Google To Train Its AI To Recognize 9 Indic Languages

Aadhya Khatri - Oct 01, 2019

The system of Google could recognize nine Indic languages, including Hindi, Bengali, Malayalam, Telugu, Gujarat, Marathi, Kannada, Tamil, and Urdu

There are thousands of languages spoken all over the world. So far, we have had records of around 6,500, and systems from tech giants like Amazon, Apple, Facebook, and Google are getting better at recognizing them. The problem is, training these AIs requires large corpora, and we do not exactly have that for every language.

To solve this problem, Google is applying knowledge it learns from languages with lots of data to the data-scarce ones. This attempt has proven to be fruitful as the company has developed a multilingual speech parser that can transcribe several tongues. The invention was introduced at the Interspeech 2019 conference taking place in Graz, Austria.

The authors said that their system could recognize nine Indic languages, including Hindi, Bengali, Malayalam, Telugu, Gujarat, Marathi, Kannada, Tamil, and Urdu, with a high level of accuracy, all while improving dramatically the quality of ASR (short for automatic speech recognition).
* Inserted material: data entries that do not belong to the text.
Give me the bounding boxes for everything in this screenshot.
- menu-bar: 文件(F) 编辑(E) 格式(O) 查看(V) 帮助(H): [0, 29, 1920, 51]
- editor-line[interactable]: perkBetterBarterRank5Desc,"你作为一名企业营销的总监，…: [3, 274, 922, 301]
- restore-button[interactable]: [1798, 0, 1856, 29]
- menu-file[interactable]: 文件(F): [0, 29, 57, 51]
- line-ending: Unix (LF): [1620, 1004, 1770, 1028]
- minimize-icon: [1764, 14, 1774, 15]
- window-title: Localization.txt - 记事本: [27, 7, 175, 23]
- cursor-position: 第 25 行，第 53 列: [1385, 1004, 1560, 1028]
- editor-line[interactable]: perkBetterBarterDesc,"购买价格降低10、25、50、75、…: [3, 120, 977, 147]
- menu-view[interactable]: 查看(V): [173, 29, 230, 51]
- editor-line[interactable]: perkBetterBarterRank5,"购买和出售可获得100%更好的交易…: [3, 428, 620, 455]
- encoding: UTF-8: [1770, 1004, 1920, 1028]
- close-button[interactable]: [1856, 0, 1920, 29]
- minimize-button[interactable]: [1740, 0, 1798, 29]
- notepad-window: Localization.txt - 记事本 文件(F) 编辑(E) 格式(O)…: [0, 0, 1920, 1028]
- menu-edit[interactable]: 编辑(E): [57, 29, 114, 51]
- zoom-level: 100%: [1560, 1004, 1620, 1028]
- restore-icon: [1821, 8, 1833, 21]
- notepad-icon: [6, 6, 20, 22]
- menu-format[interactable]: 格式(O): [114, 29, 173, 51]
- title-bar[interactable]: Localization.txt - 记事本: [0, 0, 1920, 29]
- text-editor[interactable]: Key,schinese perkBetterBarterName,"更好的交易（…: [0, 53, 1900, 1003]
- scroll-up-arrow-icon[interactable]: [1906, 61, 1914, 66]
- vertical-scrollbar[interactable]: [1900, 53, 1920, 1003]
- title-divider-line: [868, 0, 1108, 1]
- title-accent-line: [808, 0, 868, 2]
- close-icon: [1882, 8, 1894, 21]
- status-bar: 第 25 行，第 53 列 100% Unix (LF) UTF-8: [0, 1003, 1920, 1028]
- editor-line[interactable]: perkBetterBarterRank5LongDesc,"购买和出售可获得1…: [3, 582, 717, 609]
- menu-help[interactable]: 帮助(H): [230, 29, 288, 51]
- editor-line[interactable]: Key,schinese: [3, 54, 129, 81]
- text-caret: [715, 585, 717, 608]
Google-indic-languages — The chart of training data for nine Indic languages

According to Anjuli Kannan and Arindrima Datta, software engineers at Google Research, the company picked India for this study because the country speaks over 30 languages and the number of native speakers is more than a million. Since the speakers of these tongues sometimes live close to each other and have shared cultural traits, many of them overlap when it comes to lexical and acoustic content.

More importantly, may Indians speak more than one language, so they may use words and phrases deriving from different tongues in one conversation.
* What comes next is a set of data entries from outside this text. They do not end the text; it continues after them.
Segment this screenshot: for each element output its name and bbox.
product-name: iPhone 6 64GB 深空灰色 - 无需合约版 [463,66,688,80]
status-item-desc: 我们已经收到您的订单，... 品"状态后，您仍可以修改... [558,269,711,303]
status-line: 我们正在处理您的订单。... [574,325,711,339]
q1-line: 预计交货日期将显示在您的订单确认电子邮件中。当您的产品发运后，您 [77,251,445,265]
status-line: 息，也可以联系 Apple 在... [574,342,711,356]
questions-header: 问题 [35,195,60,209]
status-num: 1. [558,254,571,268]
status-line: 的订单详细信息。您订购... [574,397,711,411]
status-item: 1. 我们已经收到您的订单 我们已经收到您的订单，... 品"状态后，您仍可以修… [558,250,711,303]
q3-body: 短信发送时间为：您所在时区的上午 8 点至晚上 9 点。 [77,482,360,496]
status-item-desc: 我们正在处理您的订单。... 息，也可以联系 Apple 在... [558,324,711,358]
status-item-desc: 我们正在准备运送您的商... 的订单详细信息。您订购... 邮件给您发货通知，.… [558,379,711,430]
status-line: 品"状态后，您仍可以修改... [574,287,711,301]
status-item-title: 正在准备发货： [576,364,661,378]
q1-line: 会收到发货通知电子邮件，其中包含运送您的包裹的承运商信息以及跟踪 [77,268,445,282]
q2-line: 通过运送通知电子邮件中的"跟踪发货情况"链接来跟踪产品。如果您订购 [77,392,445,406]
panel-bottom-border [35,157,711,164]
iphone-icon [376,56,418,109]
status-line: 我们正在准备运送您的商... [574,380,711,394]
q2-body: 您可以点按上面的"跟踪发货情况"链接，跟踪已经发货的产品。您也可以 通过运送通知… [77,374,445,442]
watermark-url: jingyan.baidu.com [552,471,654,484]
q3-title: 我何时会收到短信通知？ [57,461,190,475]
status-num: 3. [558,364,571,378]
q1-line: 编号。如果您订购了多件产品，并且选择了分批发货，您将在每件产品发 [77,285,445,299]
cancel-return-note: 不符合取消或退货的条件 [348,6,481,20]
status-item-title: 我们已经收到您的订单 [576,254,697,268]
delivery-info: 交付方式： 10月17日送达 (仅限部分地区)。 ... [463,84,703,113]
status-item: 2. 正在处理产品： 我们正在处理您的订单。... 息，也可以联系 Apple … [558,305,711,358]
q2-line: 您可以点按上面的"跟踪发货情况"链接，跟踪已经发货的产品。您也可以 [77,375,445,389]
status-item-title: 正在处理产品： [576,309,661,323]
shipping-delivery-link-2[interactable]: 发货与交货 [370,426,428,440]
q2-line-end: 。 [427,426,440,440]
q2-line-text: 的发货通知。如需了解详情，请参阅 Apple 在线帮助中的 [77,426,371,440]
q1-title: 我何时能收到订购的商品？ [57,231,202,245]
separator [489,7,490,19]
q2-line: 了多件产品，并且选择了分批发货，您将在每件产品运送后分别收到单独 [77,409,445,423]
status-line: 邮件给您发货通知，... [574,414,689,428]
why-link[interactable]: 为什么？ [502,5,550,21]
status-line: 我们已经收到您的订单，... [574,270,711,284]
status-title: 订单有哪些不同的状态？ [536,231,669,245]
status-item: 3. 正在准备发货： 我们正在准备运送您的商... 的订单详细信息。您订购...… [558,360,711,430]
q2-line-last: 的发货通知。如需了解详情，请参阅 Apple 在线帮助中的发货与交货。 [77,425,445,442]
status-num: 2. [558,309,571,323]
The architecture of this system combines pronunciation, language components, and acoustic into one. Other ASRs before it can only do this without real-time speech recognition. On the other hand, the AI of Kannan, Dattan, and their colleagues makes use of a recurrent neural network transducer designed to output words one character at a time, for several languages.
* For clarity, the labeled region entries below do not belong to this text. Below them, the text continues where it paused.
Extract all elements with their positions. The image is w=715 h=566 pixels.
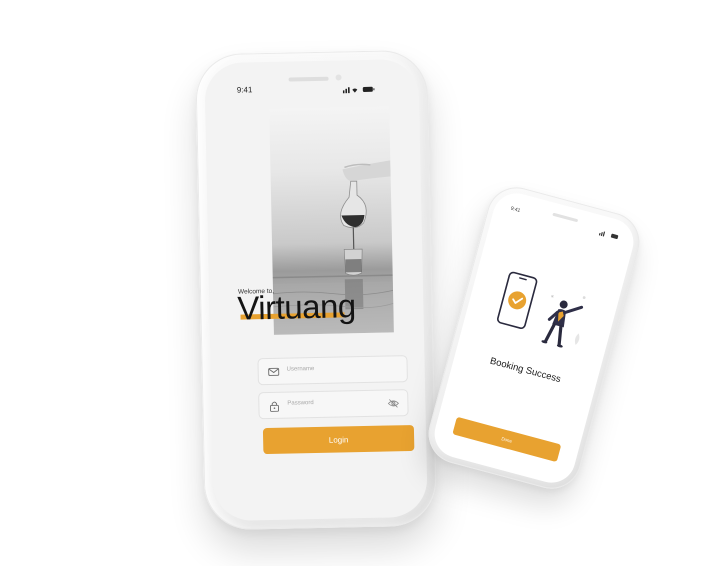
status-bar-icons	[598, 231, 619, 239]
username-placeholder: Username	[286, 366, 315, 373]
password-placeholder: Password	[287, 400, 314, 407]
mail-icon	[268, 367, 280, 376]
front-camera	[335, 74, 342, 81]
lock-icon	[269, 401, 279, 412]
brand-title: Virtuang	[236, 287, 357, 327]
login-phone-device: 9:41 Welcome to, Virtuang Username Passw…	[195, 49, 437, 531]
booking-success-illustration	[497, 271, 586, 348]
speaker-grille	[288, 76, 329, 82]
booking-phone-device: 9:41 Booking Success Done	[421, 180, 647, 496]
login-screen: 9:41 Welcome to, Virtuang Username Passw…	[204, 58, 428, 522]
status-time: 9:41	[236, 85, 253, 95]
speaker-grille	[552, 212, 579, 223]
password-field[interactable]: Password	[258, 389, 409, 420]
booking-success-screen: 9:41 Booking Success Done	[429, 187, 639, 489]
login-button[interactable]: Login	[262, 424, 415, 455]
hide-password-icon[interactable]	[387, 398, 399, 408]
status-bar-icons	[342, 86, 375, 94]
done-button[interactable]: Done	[452, 416, 562, 463]
status-time: 9:41	[509, 205, 521, 214]
username-field[interactable]: Username	[257, 355, 408, 386]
To avoid bias arises from a small amount of input data set, the experts of this project tweaked the system architecture a little bit to add in language identifier input. For example, they will take the preferred language on a smartphone into consideration. This, coupled with the audio input, enable the system to learn different features of separate languages as well as to disambiguate a given one.

Google-indic-languages-AI — A comparison of Google's end-to-end model to conventional ASR systems

The model was then further augmented as the team allocated extra parameters for each language, which comes in the form of residual adapter modules. This will help to enhance the overall performance and fine-tune the global per-language system.

What they achieved is a system that can deal with several languages with a performance surpassing all other recognizers that work on one single language only. All of that comes with simplified serving and training all while fulfilling the requirement latency needed for tools like Google Assistant.

Google-Assistant-languages-indic — This system and others like it will make it to Google Assistant

The researchers said that based on the results of this study, they would continue to expand the scope to other language groups to meet the need of the ever-growing number of diverse users. Google's missions are to organize global information as well as making it accessible to as many people as possible, meaning the data must be available in multiple languages.

This new system and the like will highly likely come to Google Assistant, which now has support for multiple tongues for multiturn conversations in Hindi, Korean, Norwegian, Swedish, Dutch, and Danish.

This study puts a focus on India, a nation speaking multiple languages. And it is a common phenomenon in the country for people to use a few tongues in one conversation, making it a natural case for the company to train its one single multilingual system.